Above all there is Francis Crawford of Lymond, the ultimate anti-hero, whom WOMAN'S HOUR listeners voted “The Greatest Romantic Hero of All Time”, beating front-runners Darcy, Rochester and Heathcliff. Lymond: a combination of bad-boy sex-appeal and crystalline integrity; possessor of a musician’s soul coupled with the mind of a military tactician. He sells his body when politically expedient, but never his allegiance to Scotland or family. Lymond is an engrossing enigma sustained for 3000 pages, at the end of which you are left reeling, but wanting more. The series ends in 1558 when Lymond is still only 32, but old in grief and experience. He has lost friends, lovers and family members but emerges finally from his personal Hell, redeemed by love and loyalty.

The Lymond Chronicles have been my vade-mecum for twenty years. They distracted me from sickness and anxiety as I awaited the birth of my son. Last year they comforted me as I witnessed the slow, undignified death of my father from stomach cancer. The Chronicles were the mental morphine I used to dull pain, quench anger. When I wasn’t actually reading a volume, I was likely to be holding one, like a talisman, a remedy against despair.
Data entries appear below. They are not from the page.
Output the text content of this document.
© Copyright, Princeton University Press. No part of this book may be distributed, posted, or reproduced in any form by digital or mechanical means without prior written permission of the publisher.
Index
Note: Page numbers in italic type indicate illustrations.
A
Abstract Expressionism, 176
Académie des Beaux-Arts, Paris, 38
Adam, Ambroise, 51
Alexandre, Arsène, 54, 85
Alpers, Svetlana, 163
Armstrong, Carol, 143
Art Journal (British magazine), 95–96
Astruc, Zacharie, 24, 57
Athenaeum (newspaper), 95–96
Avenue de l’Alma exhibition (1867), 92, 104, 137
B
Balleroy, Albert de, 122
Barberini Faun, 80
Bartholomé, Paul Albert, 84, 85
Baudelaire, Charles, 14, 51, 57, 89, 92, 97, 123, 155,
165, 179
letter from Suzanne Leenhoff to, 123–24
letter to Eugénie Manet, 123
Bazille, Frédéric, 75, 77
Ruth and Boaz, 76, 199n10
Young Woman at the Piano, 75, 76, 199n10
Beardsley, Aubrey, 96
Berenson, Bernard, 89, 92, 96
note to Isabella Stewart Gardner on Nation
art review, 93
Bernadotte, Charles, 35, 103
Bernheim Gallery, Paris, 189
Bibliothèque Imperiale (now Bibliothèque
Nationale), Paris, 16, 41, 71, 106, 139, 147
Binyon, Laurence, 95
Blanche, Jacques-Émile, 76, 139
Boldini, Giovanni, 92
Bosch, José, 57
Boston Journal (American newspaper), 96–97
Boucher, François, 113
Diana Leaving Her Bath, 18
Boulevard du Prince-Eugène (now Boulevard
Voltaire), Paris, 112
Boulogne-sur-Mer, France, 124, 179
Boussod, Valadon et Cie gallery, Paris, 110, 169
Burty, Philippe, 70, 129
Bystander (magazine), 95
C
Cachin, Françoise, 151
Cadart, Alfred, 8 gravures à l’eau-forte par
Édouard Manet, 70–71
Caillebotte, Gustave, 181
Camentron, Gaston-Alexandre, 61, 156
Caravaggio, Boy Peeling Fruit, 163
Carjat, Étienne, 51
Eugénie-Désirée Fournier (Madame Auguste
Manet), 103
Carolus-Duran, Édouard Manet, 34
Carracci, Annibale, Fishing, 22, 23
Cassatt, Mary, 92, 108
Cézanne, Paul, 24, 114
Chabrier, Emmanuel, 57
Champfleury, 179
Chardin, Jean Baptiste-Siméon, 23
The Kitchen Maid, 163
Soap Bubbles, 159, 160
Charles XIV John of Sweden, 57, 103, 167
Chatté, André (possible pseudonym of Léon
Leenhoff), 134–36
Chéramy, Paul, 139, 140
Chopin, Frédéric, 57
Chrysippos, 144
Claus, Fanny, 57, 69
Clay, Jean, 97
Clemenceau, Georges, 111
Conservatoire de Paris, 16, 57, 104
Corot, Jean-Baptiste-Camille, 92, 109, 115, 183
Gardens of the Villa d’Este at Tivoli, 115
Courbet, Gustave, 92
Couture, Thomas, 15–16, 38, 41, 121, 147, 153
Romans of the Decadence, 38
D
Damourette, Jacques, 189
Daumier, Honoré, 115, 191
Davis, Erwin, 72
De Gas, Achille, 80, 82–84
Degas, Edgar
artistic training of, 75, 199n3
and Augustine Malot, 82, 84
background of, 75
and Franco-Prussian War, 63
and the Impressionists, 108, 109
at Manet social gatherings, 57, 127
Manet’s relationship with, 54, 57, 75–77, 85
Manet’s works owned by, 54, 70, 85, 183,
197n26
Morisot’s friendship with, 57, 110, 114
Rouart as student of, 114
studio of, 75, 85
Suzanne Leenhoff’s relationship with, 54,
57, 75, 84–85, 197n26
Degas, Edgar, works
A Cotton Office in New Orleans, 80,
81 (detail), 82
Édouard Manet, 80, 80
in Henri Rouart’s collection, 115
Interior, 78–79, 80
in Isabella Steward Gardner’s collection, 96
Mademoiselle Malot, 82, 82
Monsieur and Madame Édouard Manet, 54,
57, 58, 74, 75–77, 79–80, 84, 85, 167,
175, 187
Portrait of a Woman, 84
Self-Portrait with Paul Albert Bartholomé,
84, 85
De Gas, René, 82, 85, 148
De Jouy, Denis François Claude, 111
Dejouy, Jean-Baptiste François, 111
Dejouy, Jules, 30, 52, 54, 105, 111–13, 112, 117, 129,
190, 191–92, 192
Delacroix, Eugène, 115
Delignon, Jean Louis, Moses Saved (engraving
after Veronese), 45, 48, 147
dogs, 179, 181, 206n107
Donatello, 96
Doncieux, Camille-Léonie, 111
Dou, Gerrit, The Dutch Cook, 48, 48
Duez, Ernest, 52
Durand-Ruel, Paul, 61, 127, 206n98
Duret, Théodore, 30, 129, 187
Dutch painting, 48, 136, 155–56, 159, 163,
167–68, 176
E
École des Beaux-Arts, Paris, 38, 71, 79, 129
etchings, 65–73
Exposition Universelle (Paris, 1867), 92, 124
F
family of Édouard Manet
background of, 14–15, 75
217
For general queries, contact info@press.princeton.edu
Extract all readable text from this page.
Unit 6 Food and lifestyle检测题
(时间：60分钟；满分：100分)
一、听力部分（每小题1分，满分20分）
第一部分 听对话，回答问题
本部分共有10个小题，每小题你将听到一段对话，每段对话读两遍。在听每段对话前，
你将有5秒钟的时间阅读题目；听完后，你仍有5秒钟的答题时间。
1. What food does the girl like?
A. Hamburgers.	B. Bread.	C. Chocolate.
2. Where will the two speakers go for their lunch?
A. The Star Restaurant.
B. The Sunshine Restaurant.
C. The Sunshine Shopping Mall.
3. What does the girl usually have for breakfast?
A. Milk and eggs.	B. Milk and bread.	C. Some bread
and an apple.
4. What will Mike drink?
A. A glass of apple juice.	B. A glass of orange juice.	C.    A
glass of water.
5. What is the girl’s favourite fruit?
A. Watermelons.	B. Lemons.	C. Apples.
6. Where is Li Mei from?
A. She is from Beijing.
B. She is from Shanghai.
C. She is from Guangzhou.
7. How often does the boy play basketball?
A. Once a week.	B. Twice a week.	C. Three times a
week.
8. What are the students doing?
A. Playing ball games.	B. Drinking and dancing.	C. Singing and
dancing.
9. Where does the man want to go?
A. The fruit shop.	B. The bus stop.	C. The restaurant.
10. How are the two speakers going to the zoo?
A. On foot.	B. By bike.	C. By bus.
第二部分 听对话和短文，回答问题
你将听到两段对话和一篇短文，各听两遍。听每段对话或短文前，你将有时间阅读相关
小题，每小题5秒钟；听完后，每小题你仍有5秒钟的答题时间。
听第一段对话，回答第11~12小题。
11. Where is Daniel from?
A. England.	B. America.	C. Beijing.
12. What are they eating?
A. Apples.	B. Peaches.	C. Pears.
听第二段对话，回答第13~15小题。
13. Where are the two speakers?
Which brings me finally to two more questions I can answer without a moment’s hesitation:

With which book would you await a birth?
With which book would you await a death?


The Lymond Chronicles by Dorothy Dunnett.

No question.


 

And finally... A poem by Mandy Haggith from
A FRESH NORTHERLY - New Writing from Sutherland & Wester Ross


A HIGHLAND LANDSCAPE
(after Peter Finch)

1.

To live in the Highlands

is to be grumbled about
by heroes from Norman MacCaig poems
in yellow wellies

is to have a tobacco-stained finger
lifted in dismissal
from each passing place

is to be baffled
by muir-burning crofters
with barbed-wire and wool eyes

is to be reminded
that this century's arrivals
cannot compensate for
nineteenth century clearances.

And the land, the land,
the woolly-maggot-riddled, midge-infested land,
burned and grazed
until its ribs show through,
starved
by shortbread-tin-majestic stags.

To live in the Highlands
is to love bogland
and to be afraid
of factors.

2.

History has been re-lived
a lost heritage
wept for
regained
then tossed away.

A heritage
that sang beauty to the world
through Gaelic words
and Clarsach strings.

A heritage
stolen once before
when township homes were razed
their lazy beds rampaged
their stewards flung
to distant lands.

A heritage
of cows and birches
torched by tacksmen
who handed on their flames
and their English language games
to their downtrod tenants.

A heritage
that is still here
humming on quiet poets' sheets,
hanging onto crags in rocky glens
where teeth and fire can't reach.

Look at the Highland landscape,
look down from the mountain tops,
the deeds must be rewritten properly,
for Highlanders cannot endlessly cut peats
on absent people's treeless property.